The #carbonbattlebus has started a UK wide tour to enable organisations to make zero carbon pledges as part of the UN-backed #RacetoZero campaign and in line with government targets for net zero, helping them at least halve emissions by 2030.

Organisers of the #ZeroCarbonTour, Planet Mark, successfully travelled from London to the Eden Project, a distance of 263 miles with one recharge, in the electrically powered Yutong coach. However, in order to make the return leg through the South West of England the coach needs a recharge. With only 60 to 70 miles left, in its 200 mile maximum range, there are no serviceable chargers in the network on the route, leaving the Carbon Battle Bus stranded, beached even.

Steve Malkin, founder and CEO of the Planet Mark, said: “The Carbon Battle Bus has the range and capability to easily make this journey, but the poor state of the UK charging infrastructure means that we only found one charger serviceable on our route from London to Cornwall. When Boris Johnson addressed the G7 today, he called on leaders of the advanced economies to “make bigger commitments on… low carbon vehicles…”. To do this he must help bring together central and local government with businesses to connect policy, investment and roll out of zero carbon technologies, like EV charging, and nature-based solutions.”

The Tour team successfully recharged with an Ionity charger using ABB equipment at Cullompton, Devon. However, despite visiting nine other charging sites provided by Ionity, Ecotricity (who this week sold the Electric Highway to Gridserve to upgrade and scale infrastructure), BP Pulse ChargeMaster, Shell New Motion and Genie, none were able to recharge the Battle Bus, despite the information on Zapp Map indicating that the most popular plug type (CCS: Combined Charging System) should have. 

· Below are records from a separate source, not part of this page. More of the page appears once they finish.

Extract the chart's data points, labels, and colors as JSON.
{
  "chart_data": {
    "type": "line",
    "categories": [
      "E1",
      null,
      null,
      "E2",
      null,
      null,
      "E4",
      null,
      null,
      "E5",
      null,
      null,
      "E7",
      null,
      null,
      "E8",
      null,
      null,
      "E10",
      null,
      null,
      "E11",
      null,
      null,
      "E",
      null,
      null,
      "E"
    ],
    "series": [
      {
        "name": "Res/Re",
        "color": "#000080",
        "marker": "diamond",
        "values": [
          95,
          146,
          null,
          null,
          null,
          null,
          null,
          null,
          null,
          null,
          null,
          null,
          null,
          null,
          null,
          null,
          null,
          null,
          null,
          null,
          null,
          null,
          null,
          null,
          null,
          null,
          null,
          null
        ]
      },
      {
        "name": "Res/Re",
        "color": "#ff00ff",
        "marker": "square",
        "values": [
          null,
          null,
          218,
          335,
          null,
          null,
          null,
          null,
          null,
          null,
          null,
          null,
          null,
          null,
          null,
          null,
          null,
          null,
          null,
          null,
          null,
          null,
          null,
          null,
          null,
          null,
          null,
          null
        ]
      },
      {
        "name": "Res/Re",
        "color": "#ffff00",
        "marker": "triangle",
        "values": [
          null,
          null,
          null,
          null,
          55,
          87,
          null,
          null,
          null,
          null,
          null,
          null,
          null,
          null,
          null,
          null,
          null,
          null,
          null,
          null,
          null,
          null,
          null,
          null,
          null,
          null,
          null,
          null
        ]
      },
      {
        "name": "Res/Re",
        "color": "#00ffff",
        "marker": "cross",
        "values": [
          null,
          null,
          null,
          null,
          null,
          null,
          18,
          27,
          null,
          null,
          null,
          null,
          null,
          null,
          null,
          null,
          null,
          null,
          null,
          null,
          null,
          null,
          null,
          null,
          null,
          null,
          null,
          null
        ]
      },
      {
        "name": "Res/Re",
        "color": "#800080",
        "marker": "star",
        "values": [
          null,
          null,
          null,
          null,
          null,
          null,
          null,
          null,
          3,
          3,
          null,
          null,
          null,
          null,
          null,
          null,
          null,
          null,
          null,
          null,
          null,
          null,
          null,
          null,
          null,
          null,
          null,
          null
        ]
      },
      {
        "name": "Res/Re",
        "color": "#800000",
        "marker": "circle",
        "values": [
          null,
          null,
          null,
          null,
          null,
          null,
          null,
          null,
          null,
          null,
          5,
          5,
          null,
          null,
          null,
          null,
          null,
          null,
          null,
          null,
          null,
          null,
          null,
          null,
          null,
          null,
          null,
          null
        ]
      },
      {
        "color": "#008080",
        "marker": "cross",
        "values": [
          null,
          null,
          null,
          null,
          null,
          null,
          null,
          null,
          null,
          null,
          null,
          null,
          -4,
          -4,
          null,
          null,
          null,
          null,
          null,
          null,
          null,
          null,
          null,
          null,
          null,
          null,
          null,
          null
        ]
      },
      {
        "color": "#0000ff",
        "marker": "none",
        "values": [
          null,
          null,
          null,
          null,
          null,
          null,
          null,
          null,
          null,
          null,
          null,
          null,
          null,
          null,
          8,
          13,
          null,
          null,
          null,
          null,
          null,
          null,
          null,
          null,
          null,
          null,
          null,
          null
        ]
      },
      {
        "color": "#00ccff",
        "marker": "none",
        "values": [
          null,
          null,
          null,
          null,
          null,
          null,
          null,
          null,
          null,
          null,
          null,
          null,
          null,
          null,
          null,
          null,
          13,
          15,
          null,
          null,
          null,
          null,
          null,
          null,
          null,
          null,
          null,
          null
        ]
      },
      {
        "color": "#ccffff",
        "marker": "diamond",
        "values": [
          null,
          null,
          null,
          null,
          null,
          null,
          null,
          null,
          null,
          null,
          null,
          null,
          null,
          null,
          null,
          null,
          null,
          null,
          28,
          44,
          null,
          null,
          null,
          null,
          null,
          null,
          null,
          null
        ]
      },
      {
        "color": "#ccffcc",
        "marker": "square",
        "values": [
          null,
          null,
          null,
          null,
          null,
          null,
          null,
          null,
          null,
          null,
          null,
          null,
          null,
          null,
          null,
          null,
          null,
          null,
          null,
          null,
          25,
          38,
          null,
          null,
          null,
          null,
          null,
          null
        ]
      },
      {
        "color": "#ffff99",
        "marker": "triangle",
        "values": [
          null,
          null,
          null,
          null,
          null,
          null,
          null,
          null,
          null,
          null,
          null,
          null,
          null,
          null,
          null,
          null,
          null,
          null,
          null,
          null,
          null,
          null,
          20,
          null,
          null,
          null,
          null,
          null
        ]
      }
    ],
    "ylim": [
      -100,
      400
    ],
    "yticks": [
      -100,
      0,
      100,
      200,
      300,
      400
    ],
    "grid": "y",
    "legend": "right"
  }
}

“We are on the road to show that zero carbon is immediately possible for every community and organisation in the UK and beyond. We have identified an immediate issue in that only one in 10 charging points charges our coach, and met many EV owners at each stop with the same frustrations.  Working together we will find the solutions and continue our journey solving other issues and showing what great work is taking place.

Our route from Eden to COP26 in Glasgow is an opportunity for us to be the champion of the consumer and help to solve the issues that stand in the way of a zero carbon transition and to buy EVs with confidence.” Steve Malkin said.